Despite initial concerns that the Omicron variant may not be covered by vaccinations, Henry said that within “the last week, there have been a number of studies that have shown that we are still getting good, strong protection against severe illness from the vaccines that we had in place here.”
“COVID is still with us, and it is going to be for the foreseeable future, and it will change, and we will be monitoring, and continue to monitor the changes in the virus itself,” Henry stated. “And it may be that we will need to impose different restrictions over time. We know it’s inevitably going to mutate, and it will likely surge again in the fall, and we’ll be talking about the importance of vaccination as we head into our respiratory season again this year.”
She explained that the basics — staying home when you’re sick, washing hands regularly, wearing masks, and covering coughs — are all things British Columbians can continue and remember to do.

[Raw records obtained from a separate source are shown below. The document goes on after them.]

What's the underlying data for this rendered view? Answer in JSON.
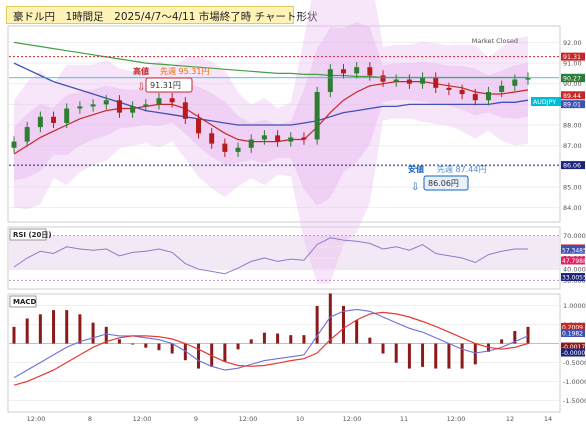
{
  "title": "豪ドル円　1時間足　2025/4/7〜4/11 市場終了時 チャート形状",
  "market_status": "Market Closed",
  "colors": {
    "candle_up": "#2e7d32",
    "candle_down": "#b71c1c",
    "ma_short": "#c62828",
    "ma_mid": "#3f51b5",
    "ma_long": "#43a047",
    "bollinger": "#e7b8f0",
    "current_price": "#00bcd4",
    "rsi": "#8e7bc8",
    "macd": "#6f6fd8",
    "signal": "#e53935",
    "histogram": "#8b1a1a"
  },
  "annotations": {
    "high_label": "高値",
    "high_value": "91.31円",
    "prev_week_high": "先週 95.31円",
    "low_label": "安値",
    "low_value": "86.06円",
    "prev_week_low": "先週 87.44円",
    "instrument": "AUDJPY"
  },
  "price_panel": {
    "right_labels": [
      "91.31",
      "90.29",
      "90.27",
      "89.44",
      "89.01",
      "86.06"
    ],
    "tick_labels": [
      "92.00",
      "91.00",
      "90.00",
      "89.00",
      "88.00",
      "87.00",
      "86.00",
      "85.00",
      "84.00"
    ]
  },
  "rsi_panel": {
    "title": "RSI (20日)",
    "right_labels": [
      "58.5297",
      "57.3485",
      "47.7988",
      "33.0055"
    ],
    "tick_labels": [
      "70.0000",
      "60.0000",
      "50.0000",
      "40.0000",
      "30.0000"
    ]
  },
  "macd_panel": {
    "title": "MACD",
    "right_labels": [
      "0.2009",
      "0.1982",
      "-0.0017",
      "-0.0000"
    ],
    "tick_labels": [
      "1.0000",
      "0.5000",
      "-0.5000",
      "-1.0000",
      "-1.5000"
    ]
  },
  "x_axis_labels": [
    "12:00",
    "8",
    "12:00",
    "9",
    "12:00",
    "10",
    "12:00",
    "11",
    "12:00",
    "12",
    "14"
  ],
  "chart_data": {
    "type": "line",
    "title": "豪ドル円　1時間足　2025/4/7〜4/11 市場終了時 チャート形状",
    "xlabel": "",
    "ylabel": "",
    "ylim": [
      83.5,
      92.6
    ],
    "grid": true,
    "x": [
      0,
      1,
      2,
      3,
      4,
      5,
      6,
      7,
      8,
      9,
      10,
      11,
      12,
      13,
      14,
      15,
      16,
      17,
      18,
      19,
      20,
      21,
      22,
      23,
      24,
      25,
      26,
      27,
      28,
      29,
      30,
      31,
      32,
      33,
      34,
      35,
      36,
      37,
      38,
      39
    ],
    "series": [
      {
        "name": "close",
        "values": [
          87.2,
          87.9,
          88.4,
          88.1,
          88.8,
          88.9,
          89.0,
          89.2,
          88.6,
          88.9,
          89.0,
          89.3,
          89.1,
          88.3,
          87.6,
          87.1,
          86.7,
          86.9,
          87.3,
          87.5,
          87.2,
          87.4,
          87.3,
          89.6,
          90.7,
          90.5,
          90.8,
          90.4,
          90.1,
          90.2,
          90.0,
          90.3,
          89.8,
          89.7,
          89.5,
          89.2,
          89.6,
          89.9,
          90.2,
          90.3
        ]
      },
      {
        "name": "ma_short",
        "values": [
          86.6,
          87.0,
          87.4,
          87.7,
          88.0,
          88.3,
          88.5,
          88.7,
          88.8,
          88.8,
          88.9,
          89.0,
          89.0,
          88.8,
          88.4,
          88.0,
          87.6,
          87.3,
          87.2,
          87.2,
          87.2,
          87.3,
          87.3,
          87.9,
          88.6,
          89.2,
          89.6,
          89.9,
          90.0,
          90.1,
          90.1,
          90.1,
          90.0,
          89.9,
          89.8,
          89.6,
          89.5,
          89.5,
          89.6,
          89.7
        ]
      },
      {
        "name": "ma_mid",
        "values": [
          91.0,
          90.7,
          90.4,
          90.1,
          89.9,
          89.7,
          89.5,
          89.3,
          89.1,
          88.9,
          88.7,
          88.6,
          88.5,
          88.4,
          88.3,
          88.2,
          88.1,
          88.0,
          88.0,
          88.0,
          88.0,
          88.0,
          88.1,
          88.2,
          88.4,
          88.6,
          88.7,
          88.8,
          88.9,
          88.9,
          89.0,
          89.0,
          89.0,
          89.0,
          89.0,
          89.0,
          89.0,
          89.1,
          89.1,
          89.2
        ]
      },
      {
        "name": "ma_long",
        "values": [
          92.0,
          91.9,
          91.8,
          91.7,
          91.6,
          91.5,
          91.4,
          91.3,
          91.2,
          91.1,
          91.0,
          90.95,
          90.9,
          90.85,
          90.8,
          90.75,
          90.7,
          90.65,
          90.6,
          90.55,
          90.5,
          90.5,
          90.45,
          90.45,
          90.4,
          90.4,
          90.35,
          90.35,
          90.3,
          90.3,
          90.3,
          90.3,
          90.3,
          90.3,
          90.3,
          90.3,
          90.3,
          90.3,
          90.3,
          90.3
        ]
      },
      {
        "name": "rsi",
        "values": [
          42,
          50,
          56,
          54,
          60,
          58,
          57,
          58,
          52,
          55,
          56,
          58,
          55,
          45,
          40,
          38,
          36,
          41,
          47,
          50,
          47,
          49,
          48,
          62,
          68,
          66,
          65,
          63,
          58,
          60,
          57,
          62,
          54,
          52,
          50,
          46,
          53,
          56,
          58,
          58
        ]
      },
      {
        "name": "macd",
        "values": [
          -0.9,
          -0.7,
          -0.5,
          -0.3,
          -0.1,
          0.05,
          0.15,
          0.25,
          0.2,
          0.2,
          0.15,
          0.1,
          0.0,
          -0.2,
          -0.45,
          -0.6,
          -0.7,
          -0.65,
          -0.55,
          -0.45,
          -0.4,
          -0.35,
          -0.3,
          0.2,
          0.7,
          0.85,
          0.9,
          0.85,
          0.7,
          0.55,
          0.4,
          0.3,
          0.15,
          0.0,
          -0.15,
          -0.25,
          -0.2,
          -0.1,
          0.05,
          0.2
        ]
      },
      {
        "name": "signal",
        "values": [
          -1.1,
          -1.0,
          -0.85,
          -0.7,
          -0.5,
          -0.3,
          -0.1,
          0.05,
          0.15,
          0.2,
          0.2,
          0.18,
          0.12,
          0.0,
          -0.15,
          -0.32,
          -0.48,
          -0.58,
          -0.6,
          -0.58,
          -0.52,
          -0.45,
          -0.4,
          -0.25,
          0.1,
          0.4,
          0.62,
          0.78,
          0.82,
          0.78,
          0.7,
          0.58,
          0.45,
          0.3,
          0.15,
          0.0,
          -0.1,
          -0.15,
          -0.1,
          0.0
        ]
      }
    ]
  }
}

“I think many of us would like to be able to forget them and put them behind us, but COVID-19 is not gone,” she said.
Henry noted, however, that the ending to the public health emergency may increase anxiety and fear for some people. For others, Henry said, “It will be very welcome.”
“We’ve seen through this pandemic just how important immunity and vaccines for COVID-19 [are],” she said. “The vaccines have saved countless lives in our communities, our families, our country; protecting those, especially who we know were more at risk of having severe illness and dying from the virus. That, of course, is our seniors, our elders, and people who are immuno-compromised.”
“We have, I believe, a renewed understanding of the importance of vaccines for keeping people safe, and particularly, the role we have in ensuring that we are protected from vaccine-preventable diseases in our health-care system,” Henry added.
The PHO finished her comments by extending her gratitude to everyone in B.C. who “rose to the occasion over this last period of time, and did their best to support each other through these most challenging days with kindness and compassion.”
“Let’s keep that in mind and in our hearts, as we face the ongoing challenges of climate change, with wildfires, the toxic drug crisis that continues to take the lives of our families and our community members, and with every new threat that we face in our community.”